Caminin içinde güneş gözlükleri ile oturan kadın...

04:0013/09/2017, Çarşamba
G: 17/09/2019, Salı
Fatma Barbarosoğlu

Caminin kadınlar kısmında mevlidin bitmesini bekliyorduk. Gülsuyu dağıtmak için sabırsızlanan küçük kız, pilav ayran servisi yapmak için hazır olda duran bir kaç akraba, ikramı yiyip gidecek olan yaşlı kadınlar... Beklemenin paydasında eşitlenmiş, her bir dakikanın ömrün bütün ağırlığını taşıyan yükü altında nefes almaya çalışıyorduk. Ki bütün cenaze merasimleri, taziyeler, mevlitler beni nefessiz bırakır.Ölenle ölünmüyor tekrarları.Allah hanımına sabır versin duaları.Mahinur Hanım, bundan sonra

Caminin kadınlar kısmında mevlidin bitmesini bekliyorduk. Gülsuyu dağıtmak için sabırsızlanan küçük kız, pilav ayran servisi yapmak için hazır olda duran bir kaç akraba, ikramı yiyip gidecek olan yaşlı kadınlar... Beklemenin paydasında eşitlenmiş, her bir dakikanın ömrün bütün ağırlığını taşıyan yükü altında nefes almaya çalışıyorduk. Ki bütün cenaze merasimleri, taziyeler, mevlitler beni nefessiz bırakır.

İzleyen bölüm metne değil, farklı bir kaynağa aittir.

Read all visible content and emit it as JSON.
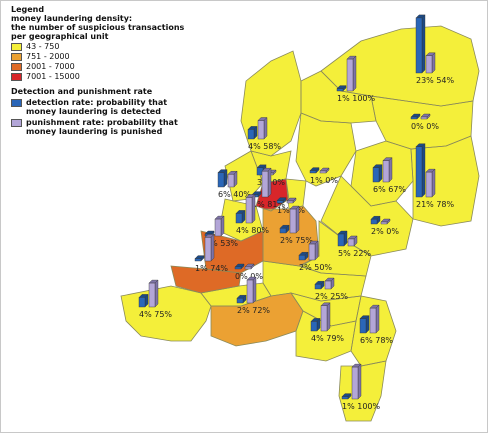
{
  "legend": {
    "title": "Legend",
    "subtitle_lines": [
      "money laundering density:",
      "the number of suspicious transactions",
      "per geographical unit"
    ],
    "classes": [
      {
        "label": "43 - 750",
        "color": "#f4ef3a"
      },
      {
        "label": "751 - 2000",
        "color": "#eba133"
      },
      {
        "label": "2001 - 7000",
        "color": "#de6a26"
      },
      {
        "label": "7001 - 15000",
        "color": "#d8262a"
      }
    ],
    "rates_title": "Detection and punishment rate",
    "detection_label": "detection rate: probability that money laundering is detected",
    "punishment_label": "punishment rate: probability that money laundering is punished",
    "detection_color": "#2a66b8",
    "punishment_color": "#b3a6d8"
  },
  "regions": [
    {
      "id": "groningen",
      "density_class": 0,
      "detection": 23,
      "punishment": 54
    },
    {
      "id": "friesland",
      "density_class": 0,
      "detection": 1,
      "punishment": 100
    },
    {
      "id": "drenthe",
      "density_class": 0,
      "detection": 0,
      "punishment": 0
    },
    {
      "id": "noord-holland-noord",
      "density_class": 0,
      "detection": 4,
      "punishment": 58
    },
    {
      "id": "zaanstreek-waterland",
      "density_class": 0,
      "detection": 3,
      "punishment": 0
    },
    {
      "id": "kennemerland",
      "density_class": 0,
      "detection": 6,
      "punishment": 40
    },
    {
      "id": "amsterdam-amstelland",
      "density_class": 3,
      "detection": 1,
      "punishment": 81
    },
    {
      "id": "gooi-en-vechtstreek",
      "density_class": 0,
      "detection": 1,
      "punishment": 0
    },
    {
      "id": "flevoland",
      "density_class": 0,
      "detection": 1,
      "punishment": 0
    },
    {
      "id": "ijsselland",
      "density_class": 0,
      "detection": 6,
      "punishment": 67
    },
    {
      "id": "twente",
      "density_class": 0,
      "detection": 21,
      "punishment": 78
    },
    {
      "id": "haaglanden",
      "density_class": 0,
      "detection": 4,
      "punishment": 80
    },
    {
      "id": "hollands-midden",
      "density_class": 2,
      "detection": 0,
      "punishment": 53
    },
    {
      "id": "utrecht",
      "density_class": 1,
      "detection": 2,
      "punishment": 75
    },
    {
      "id": "noord-oost-gelderland",
      "density_class": 0,
      "detection": 2,
      "punishment": 0
    },
    {
      "id": "gelderland-midden",
      "density_class": 0,
      "detection": 5,
      "punishment": 22
    },
    {
      "id": "rotterdam-rijnmond",
      "density_class": 2,
      "detection": 1,
      "punishment": 74
    },
    {
      "id": "zuid-holland-zuid",
      "density_class": 0,
      "detection": 0,
      "punishment": 0
    },
    {
      "id": "gelderland-zuid",
      "density_class": 0,
      "detection": 2,
      "punishment": 50
    },
    {
      "id": "zeeland",
      "density_class": 0,
      "detection": 4,
      "punishment": 75
    },
    {
      "id": "midden-west-brabant",
      "density_class": 1,
      "detection": 2,
      "punishment": 72
    },
    {
      "id": "brabant-noord",
      "density_class": 0,
      "detection": 2,
      "punishment": 25
    },
    {
      "id": "brabant-zuid-oost",
      "density_class": 0,
      "detection": 4,
      "punishment": 79
    },
    {
      "id": "limburg-noord",
      "density_class": 0,
      "detection": 6,
      "punishment": 78
    },
    {
      "id": "limburg-zuid",
      "density_class": 0,
      "detection": 1,
      "punishment": 100
    }
  ]
}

Ölenle ölünmüyor tekrarları.

Allah hanımına sabır versin duaları.

Mahinur Hanım, bundan sonra ne yapar evi kapatır mı merakları.

Mahinur Hanım, evi kapatmayı düşünüyorsa derhal oğlu, kızı için kiralamayı düşünenler...

Burası Bulgaristan göçmenlerinin yoğun olduğu bir mahalleydi eskiden. Hala öyle olmalı. Yaşlı kadınların çatal şalvarları, şalvarlarının üzerine giydikleri iş önlüğüne benzeyen kıyafetlere bakınca, Bulgaristan göçmenlerinin hala yoğunlukta olduğunu tahmin etmek zor değil.

Bütün Balkan coğrafyası kendisi olarak dururdu bu mahallede.

Barbaros Hayrettin mahallesi Balkan coğrafyasının minyatürü gibiydi 20 yıl önce. Bulgaristan göçmenleri 1980’den sonra hızla artmıştı ama 80 öncesi mahalleye rengini veren Boşnaklardı. Özellikle Üsküp göçmeni üç sülalenin kızlarının güzelliği, hamaratlığı, güler yüzü dillere destandı.

“Köpük helva” gibi lekesiz Üsküplü güzellerin, kimisi hafta içi sancak-tül fabrikasında çalışır kimisi de çeyizci dükkanında tezgahtarlık ederdi. Ama evlerine gelir gelmez altı metre kumaştan diktikleri emprime şalvarlarını ayaklarına geçirir, başlarına döküm döküm oyalı tülbentlerini takarlardı.

Boşnak kızları bekarken çeyiz parası biriktirir, evlenince evinin kadını olurdu.

Bütün gün yorgan yastık dışarda. Her bir ev temizliğin başkenti olmaya aday dip bucak durmadan temizlenirdi. Boşnak demek beyaza meftun demektir. Bembeyaz kadınlar daha da beyaz olmak uğruna neler neler sürerdi yüzlerine.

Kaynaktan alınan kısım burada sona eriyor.